Objective: The objective of the present study was to increase the stability, porosity (reduce mass transfer limitation), and cell immobilization capacity of calcium alginate gel beads.
Materials and Methods: Sodium alginate was mixed with various concentrations of the starch or sugar and gelled in 2% calcium chloride solution. During the gelling and curing, the starch or sugar leached out of the beads and created micro-pores.
Results: Micro-porous beads prepared with starch were more stable and had higher immobilization capacity than those prepared with sugar. After 24 hours of incubation (curing) of the micro-porous beads prepared with starch in calcium alginate, the solubilization time in citrate buffer was 93 minutes compared to 41 minutes for the control beads (without starch).

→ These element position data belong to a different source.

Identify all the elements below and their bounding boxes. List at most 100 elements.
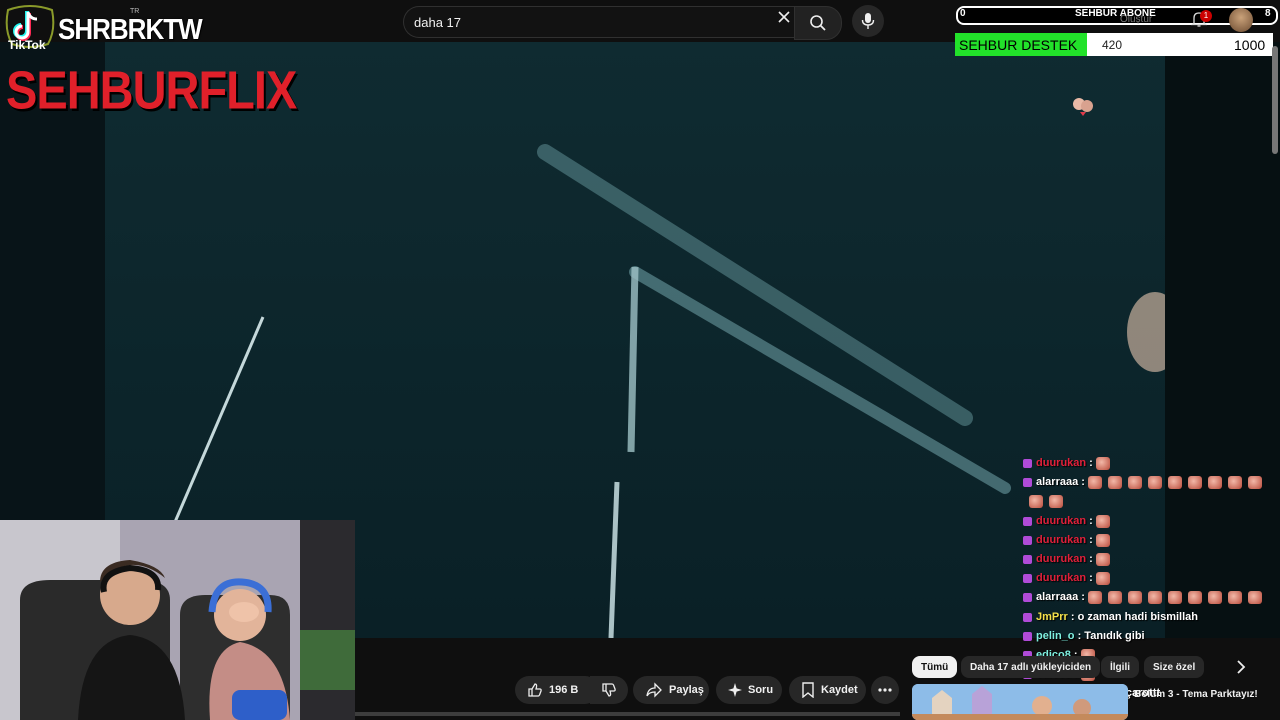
like-count: 196 B (549, 684, 579, 696)
video-progress-track[interactable] (355, 712, 900, 716)
chat-badge-icon (1023, 516, 1032, 526)
chat-badge-icon (1023, 631, 1032, 641)
chat-emote-icon (1108, 590, 1122, 604)
chat-username: duurukan (1036, 515, 1087, 527)
chat-username: alarraaa (1036, 591, 1079, 603)
search-query-text[interactable]: daha 17 (414, 15, 461, 30)
chat-emote-icon (1148, 590, 1162, 604)
chip-recommended[interactable]: Size özel (1144, 656, 1205, 678)
stream-brand-logo: SEHBURFLIX (6, 59, 297, 121)
chip-all[interactable]: Tümü (912, 656, 958, 678)
chat-emote-icon (1248, 475, 1262, 489)
chat-badge-icon (1023, 477, 1032, 487)
chat-badge-icon (1023, 554, 1032, 564)
search-button[interactable] (794, 6, 842, 40)
share-button[interactable]: Paylaş (633, 676, 709, 704)
chat-message: alarraaa : (1023, 473, 1262, 491)
chat-emote-icon (1188, 475, 1202, 489)
webcam-feed (0, 520, 355, 720)
chat-message: pelin_o : Tanıdık gibi (1023, 627, 1145, 645)
thumbs-down-icon (602, 683, 616, 697)
more-horizontal-icon (878, 688, 892, 692)
chat-badge-icon (1023, 573, 1032, 583)
chat-separator: : (1086, 534, 1096, 546)
tiktok-label: TikTok (8, 38, 46, 52)
chat-separator: : (1086, 515, 1096, 527)
donation-goal-label: SEHBUR DESTEK (959, 37, 1078, 53)
chat-emote-icon (1088, 475, 1102, 489)
chat-message: JmPrr : o zaman hadi bismillah (1023, 608, 1198, 626)
chat-message: duurukan : (1023, 550, 1110, 568)
chat-separator: : (1086, 572, 1096, 584)
thumbnail-art (912, 684, 1128, 720)
notification-badge: 1 (1200, 10, 1212, 22)
couple-sticker-icon (1073, 98, 1093, 116)
tiktok-handle: SHRBRKTW (58, 12, 203, 46)
thumbs-up-icon (528, 683, 542, 697)
chat-separator: : (1078, 476, 1088, 488)
chat-message: duurukan : (1023, 569, 1110, 587)
chat-emote-icon (1228, 590, 1242, 604)
create-button[interactable]: Oluştur (1120, 14, 1152, 25)
chat-emote-icon (1128, 590, 1142, 604)
save-button[interactable]: Kaydet (789, 676, 866, 704)
chat-message: duurukan : (1023, 454, 1110, 472)
chat-emote-icon (1248, 590, 1262, 604)
chat-emote-icon (1095, 571, 1110, 585)
chat-emote-icon (1168, 475, 1182, 489)
microphone-icon (861, 13, 875, 29)
chip-related[interactable]: İlgili (1101, 656, 1139, 678)
chat-username: pelin_o (1036, 630, 1075, 642)
chevron-right-icon (1237, 660, 1246, 674)
chat-message: duurukan : (1023, 512, 1110, 530)
chat-emote-icon (1128, 475, 1142, 489)
subscribe-goal-end: 8 (1265, 8, 1271, 19)
chat-username: duurukan (1036, 553, 1087, 565)
close-icon (778, 11, 790, 23)
sparkle-icon (728, 683, 742, 697)
page-scrollbar[interactable] (1272, 46, 1278, 154)
chat-badge-icon (1023, 592, 1032, 602)
chat-text: o zaman hadi bismillah (1077, 611, 1198, 623)
ask-button[interactable]: Soru (716, 676, 782, 704)
webcam-illustration (0, 520, 355, 720)
chat-emote-icon (1228, 475, 1242, 489)
search-input[interactable]: daha 17 (403, 6, 794, 38)
bookmark-icon (802, 682, 814, 698)
chat-badge-icon (1023, 535, 1032, 545)
chips-next-button[interactable] (1230, 656, 1252, 678)
voice-search-button[interactable] (852, 5, 884, 37)
more-actions-button[interactable] (871, 676, 899, 704)
recommended-video-title[interactable]: Bölüm 3 - Tema Parktayız! (1134, 687, 1274, 702)
chat-username: duurukan (1036, 534, 1087, 546)
chat-emote-icon (1029, 494, 1043, 508)
share-label: Paylaş (669, 684, 704, 696)
video-letterbox-right (1165, 42, 1280, 638)
chat-emote-icon (1108, 475, 1122, 489)
chat-separator: : (1086, 553, 1096, 565)
chat-emote-icon (1088, 590, 1102, 604)
chat-separator: : (1086, 457, 1096, 469)
chat-emote-icon (1208, 475, 1222, 489)
search-icon (810, 15, 826, 31)
dislike-button[interactable] (590, 676, 628, 704)
chat-username: duurukan (1036, 572, 1087, 584)
save-label: Kaydet (821, 684, 858, 696)
account-avatar[interactable] (1229, 8, 1253, 32)
chat-message: alarraaa : (1023, 588, 1262, 606)
recommended-video-thumbnail[interactable] (912, 684, 1128, 720)
chat-message: duurukan : (1023, 531, 1110, 549)
ask-label: Soru (748, 684, 774, 696)
subscribe-goal-start: 0 (960, 8, 966, 19)
chat-emote-icon (1208, 590, 1222, 604)
chat-badge-icon (1023, 612, 1032, 622)
like-button[interactable]: 196 B (515, 676, 599, 704)
chat-separator: : (1067, 611, 1078, 623)
chat-separator: : (1074, 630, 1085, 642)
donation-goal-target: 1000 (1234, 37, 1266, 53)
chat-separator: : (1078, 591, 1088, 603)
share-icon (646, 682, 662, 698)
clear-search-button[interactable] (774, 10, 794, 30)
chat-text: Tanıdık gibi (1084, 630, 1145, 642)
chip-from-uploader[interactable]: Daha 17 adlı yükleyiciden (961, 656, 1101, 678)
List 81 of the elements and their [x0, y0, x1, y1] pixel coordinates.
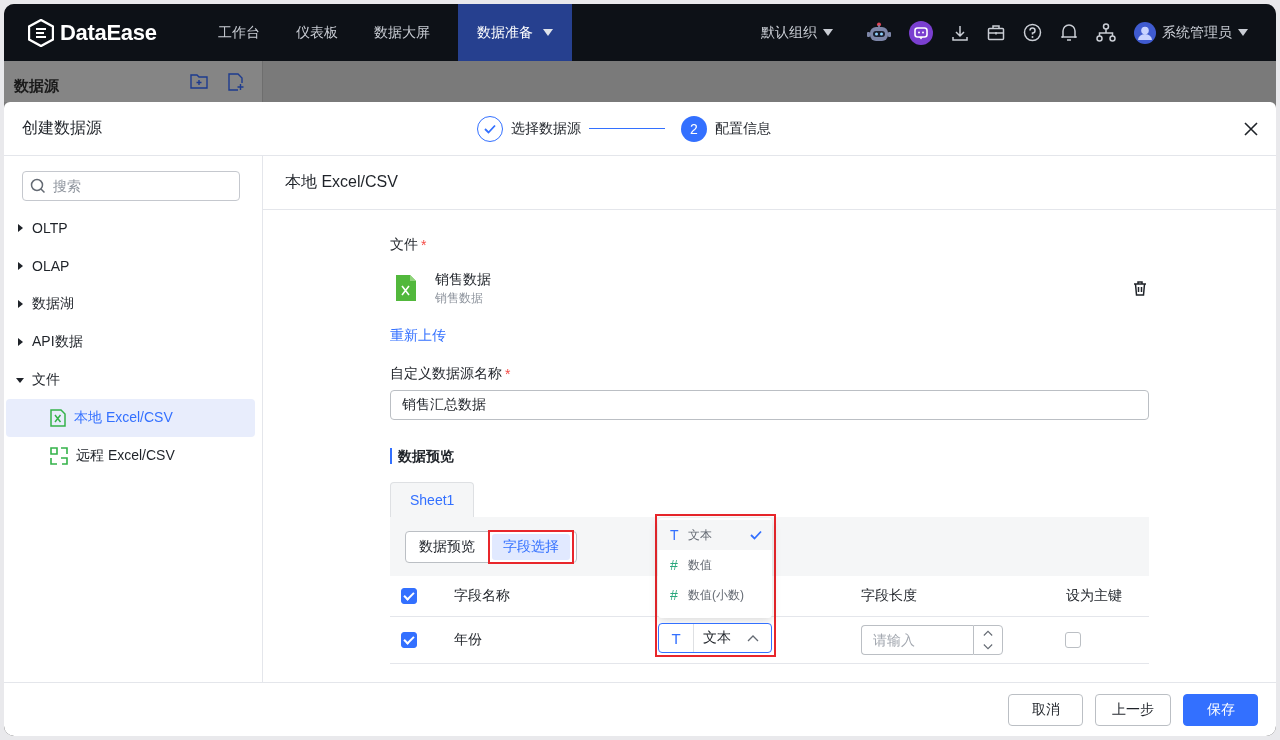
new-folder-icon[interactable] [190, 72, 208, 89]
table-cell-text: 年份 [453, 631, 483, 649]
dropdown-option[interactable]: # 数值(小数) [658, 580, 772, 610]
panel-title: 数据源 [14, 76, 60, 96]
help-icon[interactable] [1023, 23, 1042, 42]
check-icon [750, 530, 762, 540]
tree-item[interactable]: 数据湖 [32, 295, 74, 313]
required-mark: * [421, 237, 427, 253]
org-selector[interactable]: 默认组织 [761, 23, 833, 42]
delete-icon[interactable] [1133, 280, 1147, 296]
user-name: 系统管理员 [1162, 23, 1232, 42]
tree-item[interactable]: 本地 Excel/CSV [6, 399, 255, 437]
footer-button[interactable]: 上一步 [1095, 693, 1171, 726]
field-label: 文件 [390, 236, 418, 254]
robot-icon[interactable] [867, 21, 891, 44]
tree-item[interactable]: OLTP [32, 220, 68, 236]
footer-button[interactable]: 保存 [1183, 693, 1258, 726]
remote-file-icon [50, 447, 68, 465]
toggle-button[interactable]: 字段选择 [492, 533, 570, 560]
column-header: 设为主键 [1066, 587, 1123, 605]
toggle-button[interactable]: 数据预览 [406, 533, 488, 560]
dialog-title: 创建数据源 [22, 118, 103, 138]
option-label: 数值(小数) [688, 586, 745, 604]
download-icon[interactable] [951, 23, 969, 42]
step-label: 选择数据源 [511, 119, 581, 138]
file-subtitle: 销售数据 [435, 290, 484, 307]
dropdown-option[interactable]: T 文本 [658, 520, 772, 550]
required-mark: * [505, 366, 511, 382]
caret-icon [1238, 29, 1248, 36]
footer-button[interactable]: 取消 [1008, 693, 1083, 726]
caret-icon[interactable] [16, 300, 24, 308]
chat-icon[interactable] [909, 20, 933, 45]
stepper-icon[interactable] [973, 625, 1003, 655]
caret-icon[interactable] [16, 224, 24, 232]
caret-icon[interactable] [16, 338, 24, 346]
type-icon: # [670, 557, 680, 573]
bell-icon[interactable] [1060, 23, 1078, 42]
excel-file-icon [395, 274, 417, 302]
reupload-link[interactable]: 重新上传 [390, 327, 446, 345]
option-label: 数值 [688, 556, 713, 574]
checkbox[interactable] [401, 632, 417, 648]
excel-file-icon [50, 409, 66, 427]
tree-item[interactable]: 文件 [32, 371, 60, 389]
logo-text: DataEase [60, 19, 157, 46]
nav-menu-item[interactable]: 数据准备 [458, 4, 572, 61]
logo-icon [28, 18, 54, 47]
section-title: 数据预览 [390, 448, 454, 464]
tree-item[interactable]: 远程 Excel/CSV [6, 437, 255, 475]
close-icon[interactable] [1244, 121, 1258, 136]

The compressive strength of the micro-porous beads was also higher (5.62 Mpa) than that of the control beads (5.54 Mpa). The optimal starch concentration for cell immobilization was 0.4%. With this starch concentration, the immobilized Bacillus subtilis and Saccharomyces cerevisiae cell densities were 5.6 × 109 and 1.2 × 108 cells/beads, respectively. These values were 36.5% and 74% higher than the value obtained for the control beads. This method of immobilization resulted in more uniform cell distribution.
Conclusion: Addition of starch to the sodium alginate solution before gelation in calcium chloride solution increased the stability of the beads, increased the immobilized cell density, and resulted in a more uniform cell distribution in the beads.